Desde então, pude contar, no
mínimo, seis ocorrências semelhantes: na Rússia, na França, nos Estados Unidos
e até mesmo no Rio de Janeiro, caso que ganhou manchetes e ampla repercussão
mundial. Tempos atrás, um enfermeiro norte-americano escapou por pouco da pena
de morte, por crime semelhante, por ter colaborado com a promotoria,
denunciando colegas que agiam como ele. Pegou sete condenações à prisão
perpétua, o que não passa, também, de aberração, convenhamos. Se a sentença foi
“perpétua”, uma única basta, não é verdade?! Ou o réu em questão tem sete
vidas, como se atribui aos felinos?
Outro exemplo? O do índio pataxó
Galdino Jesus dos Santos. Para quem não se recorda, essa pessoa teve 95% do
corpo queimado, o que, claro, lhe causou a morte, ocorrida no Hospital Regional
da Asa Norte, em Brasília, para onde foi encaminhado tão logo foi socorrido. As
queimaduras foram causadas quando cinco jovens de classe média da Capital
Federal – um dos quais menor de idade na ocasião – resolveram fazer o que
chamaram de “pegadinha” com a vítima, que dormia, placidamente, num banco de
uma parada de ônibus. Os “brincalhões” encharcaram o cobertor do índio com
álcool e atearam fogo. “Inocente” brincadeirinha de rapazes, não é mesmo?!
Enfim... Pois bem, depois desse episódio, ocorrido em 22 de abril de 1997, verificou-se
uma verdadeira epidemia de incêndios de mendigos: no Rio de Janeiro, em São
Paulo, em Porto Alegre e vai por aí afora.
Mais um exemplo? O da manicure
equatoriana Lorena Bobbit, no início dos anos 90. Alegando que era
constantemente agredida pelo marido, o ex-fuzileiro naval norte-americano John
Wayne Bobbit (que não se perca pelo nome), ela cortou-lhe o pênis (uiiiiiii!),
depois de uma discussão e de ter pedido a separação, que o “companheiro” (ou
carrasco) lhe negou.
Mulheres de todo o mundo apoiaram
o seu ato, considerado “corajoso e justo”. Lorena foi declarada inocente da
agressão em janeiro de 1994, pela Justiça norte-americana, alegando “perda da
razão”. O juiz considerou que o ato foi de legítima defesa, já que a manicure
provou que há anos sofria com a violência do marido. Wayne teve o pênis
reimplantado e se tornou ator de filmes pornográficos (vejam só!). Após essa
ocorrência, todavia, surgiram centenas (quiçá, milhares) de Lorenas Bobbits
mundo afora, uma das quais em Belo Horizonte. E os marmanjos que costumam
agredir as esposas ou namoradas que se cuidem! Podem, de uma hora para outra,
se tornar eunucos, ora bolas!
A que atribuir a ocorrência de
fatos, como os mencionados, assim, em série (uma dessas ondas foi a do abandono
de bebês, da qual cataloguei pelo menos dez ocorrências em apenas duas
semanas)?

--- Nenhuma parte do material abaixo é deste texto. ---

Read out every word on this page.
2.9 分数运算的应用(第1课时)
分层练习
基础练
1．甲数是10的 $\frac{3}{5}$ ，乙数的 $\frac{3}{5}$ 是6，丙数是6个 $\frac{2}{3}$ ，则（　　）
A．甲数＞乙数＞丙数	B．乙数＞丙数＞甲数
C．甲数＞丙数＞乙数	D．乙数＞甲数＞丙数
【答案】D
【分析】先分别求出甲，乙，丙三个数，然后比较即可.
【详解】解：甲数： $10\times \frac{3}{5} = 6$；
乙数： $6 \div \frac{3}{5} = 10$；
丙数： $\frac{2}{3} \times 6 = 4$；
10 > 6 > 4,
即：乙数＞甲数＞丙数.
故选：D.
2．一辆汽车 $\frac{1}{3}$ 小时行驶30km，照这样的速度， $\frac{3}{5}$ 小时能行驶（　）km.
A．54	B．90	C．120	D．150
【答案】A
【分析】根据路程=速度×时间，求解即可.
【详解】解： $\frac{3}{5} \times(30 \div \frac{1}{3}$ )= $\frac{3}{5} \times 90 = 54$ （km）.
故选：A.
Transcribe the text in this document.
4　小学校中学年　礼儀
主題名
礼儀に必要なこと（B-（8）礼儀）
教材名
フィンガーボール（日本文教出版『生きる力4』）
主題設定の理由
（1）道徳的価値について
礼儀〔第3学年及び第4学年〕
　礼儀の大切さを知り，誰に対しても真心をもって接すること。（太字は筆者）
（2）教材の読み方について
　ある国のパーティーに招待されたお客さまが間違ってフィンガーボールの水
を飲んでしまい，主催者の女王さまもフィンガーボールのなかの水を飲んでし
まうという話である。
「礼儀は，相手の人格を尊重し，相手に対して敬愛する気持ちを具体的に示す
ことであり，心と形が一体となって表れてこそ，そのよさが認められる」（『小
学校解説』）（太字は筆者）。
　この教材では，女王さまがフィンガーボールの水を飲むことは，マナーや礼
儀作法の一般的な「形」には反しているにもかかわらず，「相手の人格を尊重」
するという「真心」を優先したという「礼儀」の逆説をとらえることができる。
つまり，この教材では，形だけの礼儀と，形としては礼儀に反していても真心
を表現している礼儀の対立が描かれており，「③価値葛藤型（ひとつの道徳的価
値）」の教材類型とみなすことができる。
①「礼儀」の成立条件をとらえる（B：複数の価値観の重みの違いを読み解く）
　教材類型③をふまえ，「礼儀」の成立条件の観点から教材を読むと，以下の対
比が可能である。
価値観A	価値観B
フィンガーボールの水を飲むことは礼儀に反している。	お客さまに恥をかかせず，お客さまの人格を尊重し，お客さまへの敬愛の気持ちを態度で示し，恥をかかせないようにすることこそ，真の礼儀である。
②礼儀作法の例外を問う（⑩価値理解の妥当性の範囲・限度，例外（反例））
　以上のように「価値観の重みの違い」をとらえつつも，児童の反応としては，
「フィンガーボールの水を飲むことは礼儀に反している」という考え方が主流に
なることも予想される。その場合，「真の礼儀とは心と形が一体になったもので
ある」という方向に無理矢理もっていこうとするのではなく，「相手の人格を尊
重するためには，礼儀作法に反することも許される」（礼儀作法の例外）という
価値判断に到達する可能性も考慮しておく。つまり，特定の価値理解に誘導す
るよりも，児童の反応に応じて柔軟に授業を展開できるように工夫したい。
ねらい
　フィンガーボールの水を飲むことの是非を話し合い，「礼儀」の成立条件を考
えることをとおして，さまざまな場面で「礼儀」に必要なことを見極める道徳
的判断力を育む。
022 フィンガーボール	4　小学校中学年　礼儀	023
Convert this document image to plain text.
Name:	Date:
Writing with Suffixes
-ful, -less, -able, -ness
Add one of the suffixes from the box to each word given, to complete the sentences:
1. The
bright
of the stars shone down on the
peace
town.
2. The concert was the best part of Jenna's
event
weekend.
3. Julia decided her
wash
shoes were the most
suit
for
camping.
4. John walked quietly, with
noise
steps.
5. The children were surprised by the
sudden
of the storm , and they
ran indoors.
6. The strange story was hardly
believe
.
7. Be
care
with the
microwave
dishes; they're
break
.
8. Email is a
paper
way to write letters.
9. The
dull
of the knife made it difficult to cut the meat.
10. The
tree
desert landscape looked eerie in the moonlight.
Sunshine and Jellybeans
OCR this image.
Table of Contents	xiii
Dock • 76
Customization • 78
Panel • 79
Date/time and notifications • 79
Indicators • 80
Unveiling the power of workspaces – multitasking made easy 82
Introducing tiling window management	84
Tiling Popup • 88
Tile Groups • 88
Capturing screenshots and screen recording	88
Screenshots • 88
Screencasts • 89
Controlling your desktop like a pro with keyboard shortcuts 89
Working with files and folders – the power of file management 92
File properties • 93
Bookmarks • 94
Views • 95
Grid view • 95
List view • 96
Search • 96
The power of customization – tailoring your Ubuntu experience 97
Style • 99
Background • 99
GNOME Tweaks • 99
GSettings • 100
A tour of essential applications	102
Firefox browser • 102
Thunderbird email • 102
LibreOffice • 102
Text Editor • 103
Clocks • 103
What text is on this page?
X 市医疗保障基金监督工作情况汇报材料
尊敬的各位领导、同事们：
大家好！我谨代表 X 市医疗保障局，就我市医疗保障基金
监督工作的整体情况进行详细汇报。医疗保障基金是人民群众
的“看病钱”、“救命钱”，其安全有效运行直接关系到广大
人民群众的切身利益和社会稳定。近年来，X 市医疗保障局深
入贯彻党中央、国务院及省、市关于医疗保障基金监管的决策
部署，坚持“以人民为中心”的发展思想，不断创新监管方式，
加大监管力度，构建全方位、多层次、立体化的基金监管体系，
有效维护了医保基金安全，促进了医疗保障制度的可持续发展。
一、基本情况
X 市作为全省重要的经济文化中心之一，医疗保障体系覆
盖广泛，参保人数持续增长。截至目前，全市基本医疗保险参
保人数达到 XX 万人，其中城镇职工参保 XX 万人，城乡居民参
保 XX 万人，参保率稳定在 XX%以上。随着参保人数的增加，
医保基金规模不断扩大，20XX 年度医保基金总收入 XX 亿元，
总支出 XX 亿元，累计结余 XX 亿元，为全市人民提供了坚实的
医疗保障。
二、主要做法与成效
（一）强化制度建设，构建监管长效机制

Seria mera coincidência? Pode ser! Ou seria uma espécie de imitação?
Ou, ainda uma terceira hipótese (a mais provável): a imprensa ficaria mais
atenta a esse tipo de acontecimento, depois do primeiro ter sido noticiado?
Cada um que escolha a sua opção.
O que fica evidente é a
comprovação da minha tese de que é cada vez mais difícil, senão impossível, um
escritor, hoje em dia, ser original na descrição de patifes e de patifarias, de
loucos e loucuras, de maldosos e maldades, e vai por aí afora. A realidade,
mais do que nunca, supera, e em muito, a ficção. Ou é exagero da minha parte?!
Você decide, lúcido e esclarecido leitor!